I believe they feel awkward telling someone they once read or were fans of how to do what they want. It shouldn’t be a problem – they are the editor and the writer/artist’s job is to give the editor what they want – but I know for a fact that many are uncomfortable telling their elders what they want. If you’re an editor, just do it. You’re in charge. A truly professional writer or artist realizes that. If the writer or artist won’t change or they argue more than younger talent does, well, don’t use them. But there is a lot of great talent out there (ahem!) ready and anxious to work and to give you want you want – and a lot more that you don’t expect, too – if you’ll give them a chance. Remember, to strike oil you must be willing to dig a little.

2: THE OLDER PRO HAS PROBLEMS ADAPTING TO TODAY’S STYLES. This is the one I have the most trouble with. Many writers and artists can change styles but often editors don’t know how to say, “Your stuff feels a bit old fashioned. Take a look at so and so, see what’s working today. You’ve got the ability, you just need to sharpen your eye a bit.” It’s not hard to do that, but the assumption usually is the writer will simply do what they’ve always done. I met with someone who was producing a line of rather edgy comics last summer and we had a great time chatting until I asked if they had work. Their tone suddenly changed because in their mind I was the writer of Teen Titans and other fluffy super-hero comics. They either didn’t remember or know that I did lots of other types of books. To most editors you are what you are most famous for. If you’re an editor and you feel someone has talent but they write in that 80s or 90s style, just tell them you’re looking for something different.
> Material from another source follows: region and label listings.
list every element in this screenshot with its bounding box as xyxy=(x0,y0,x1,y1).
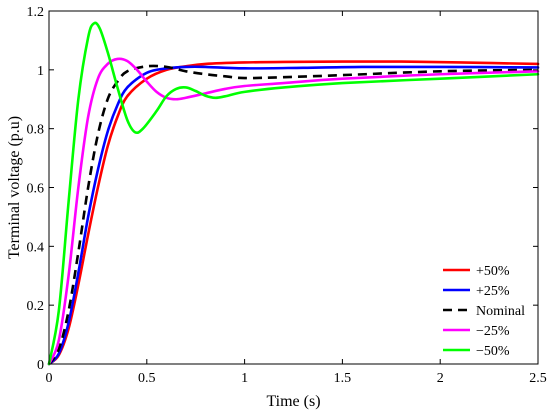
x-tick-label: 0.5 xyxy=(138,371,156,386)
legend: +50% +25% Nominal −25% −50% xyxy=(443,264,525,359)
series-layer xyxy=(47,21,540,366)
series-line-0 xyxy=(47,60,540,366)
legend-label: Nominal xyxy=(476,304,525,319)
y-tick-label: 1 xyxy=(37,64,44,79)
y-tick-label: 0 xyxy=(37,358,44,373)
x-tick-label: 0 xyxy=(46,371,53,386)
legend-label: +25% xyxy=(476,284,510,299)
y-tick-label: 0.4 xyxy=(27,240,45,255)
y-tick-label: 0.6 xyxy=(27,182,45,197)
series-line-3 xyxy=(47,57,540,366)
legend-label: +50% xyxy=(476,264,510,279)
series-line-4 xyxy=(47,21,540,366)
x-tick-label: 1 xyxy=(241,371,248,386)
ticks-layer: 0 0.5 1 1.5 2 2.5 0 0.2 0.4 0.6 0.8 1 1.2 xyxy=(27,5,547,386)
series-line-1 xyxy=(47,65,540,366)
legend-label: −50% xyxy=(476,344,510,359)
series-line-2 xyxy=(47,64,539,365)
x-tick-label: 1.5 xyxy=(334,371,352,386)
legend-label: −25% xyxy=(476,324,510,339)
x-tick-label: 2.5 xyxy=(529,371,547,386)
y-tick-label: 1.2 xyxy=(27,5,45,20)
y-tick-label: 0.8 xyxy=(27,123,45,138)
x-axis-title: Time (s) xyxy=(266,393,320,410)
x-tick-label: 2 xyxy=(437,371,444,386)
y-axis-title: Terminal voltage (p.u) xyxy=(6,116,23,259)
y-tick-label: 0.2 xyxy=(27,299,45,314)
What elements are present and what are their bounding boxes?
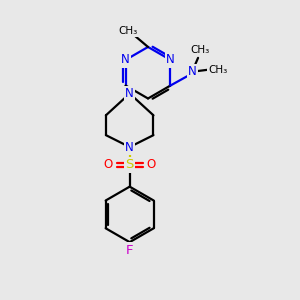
- Text: O: O: [147, 158, 156, 171]
- Text: CH₃: CH₃: [190, 45, 210, 55]
- Text: CH₃: CH₃: [118, 26, 138, 36]
- Text: N: N: [188, 65, 197, 78]
- Text: N: N: [166, 53, 175, 66]
- Text: N: N: [125, 87, 134, 100]
- Text: N: N: [121, 53, 130, 66]
- Text: S: S: [125, 158, 134, 171]
- Text: CH₃: CH₃: [208, 65, 227, 75]
- Text: N: N: [125, 140, 134, 154]
- Text: F: F: [126, 244, 134, 256]
- Text: O: O: [103, 158, 112, 171]
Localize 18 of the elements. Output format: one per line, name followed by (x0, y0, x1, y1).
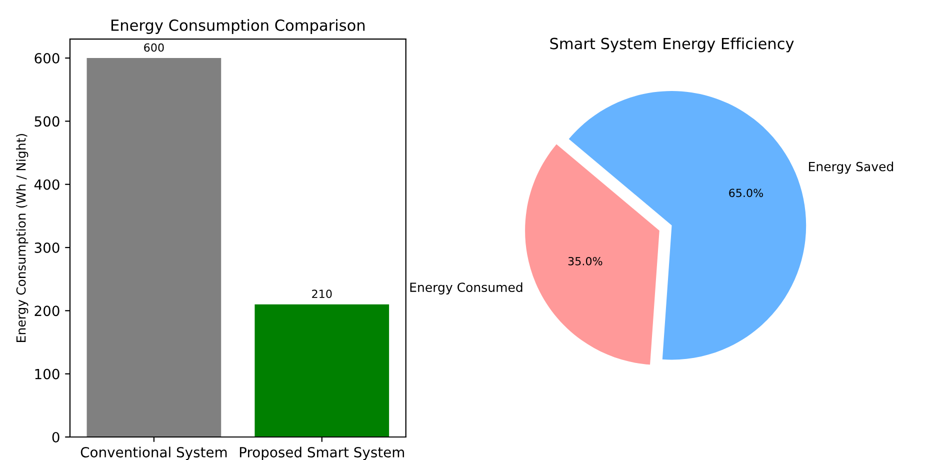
y-tick-label: 200 (34, 306, 60, 316)
chart-title: Smart System Energy Efficiency (550, 38, 794, 52)
y-tick-label: 500 (34, 116, 60, 127)
data-label: 600 (144, 43, 164, 52)
y-tick-label: 400 (34, 179, 60, 190)
data-label: 210 (312, 290, 332, 298)
data-label: 35.0% (568, 256, 602, 266)
slice-label: Energy Saved (809, 162, 894, 174)
slice-label: Energy Consumed (410, 282, 522, 294)
x-tick-label: Proposed Smart System (240, 446, 404, 460)
y-tick-label: 600 (34, 53, 60, 64)
x-tick-label: Conventional System (80, 446, 227, 460)
y-tick-label: 100 (35, 368, 60, 380)
y-tick-label: 300 (34, 242, 60, 253)
y-tick-label: 0 (52, 432, 60, 442)
chart-title: Energy Consumption Comparison (111, 19, 365, 34)
data-label: 65.0% (729, 188, 763, 198)
y-axis-title: Energy Consumption (Wh / Night) (16, 134, 28, 342)
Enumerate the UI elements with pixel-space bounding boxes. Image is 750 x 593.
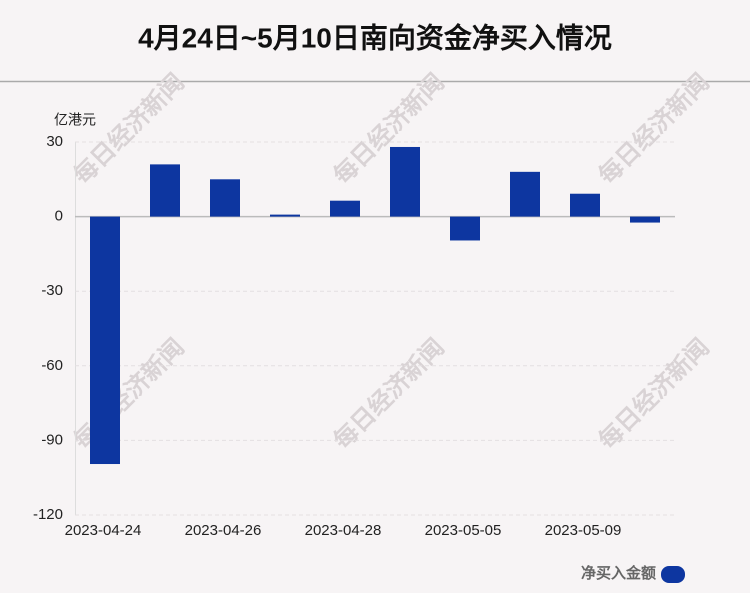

If they can make the change, you luck out because you get the style with a lot of substance. If they don’t, you’ve done the least you should and it’s their problem. But – BE VERBAL. YOU’RE THE EDITOR! TELL THEM WHAT YOU WANT. UNLIKE THEIR CHARACTERS, THEY DON’T HAVE TELEPATHY. And, if you were once a fan of that person, go the extra mile and let them know where they’re failing. If you can help someone you once liked change, you’ve earned your angel wings. If they can’t, it’s their boogie.

3: THE OLDER WRITER HAS NOTHING NEW TO SAY. I’ve been told that many times. I can’t give a long answer to tell you how wrong that is. All I’ll say is that’s true – for some older writers, and for a lot of younger writers, too. People may stop having things to say at 25 as well as 55. Sometimes you stop having things to say for a year or two while you regroup. It happens all the time. People have spurts of creativity. They may go dry for awhile and then come back better than ever. Don’t make a blanket statement.

And, finally, it may not be the editor’s fault at all:

4: THE WRITER/ARTIST SIMPLY HAS LOST IT. They’ve slowed down. They don’t care any more. They know they’re so good they don’t want to be told what to do. These are the guys who don’t realize the wheel turns and they are no longer the superstar they once were. To you I say, lose the arrogance. Don’t assume because you once were #1 you still are, because you aren’t. I read some writer’s work these days and am blown away because their craft level and stories are so damn good. As a writer or artist you need to keep learning, changing and adapting.

That’s it for this week. See you in seven.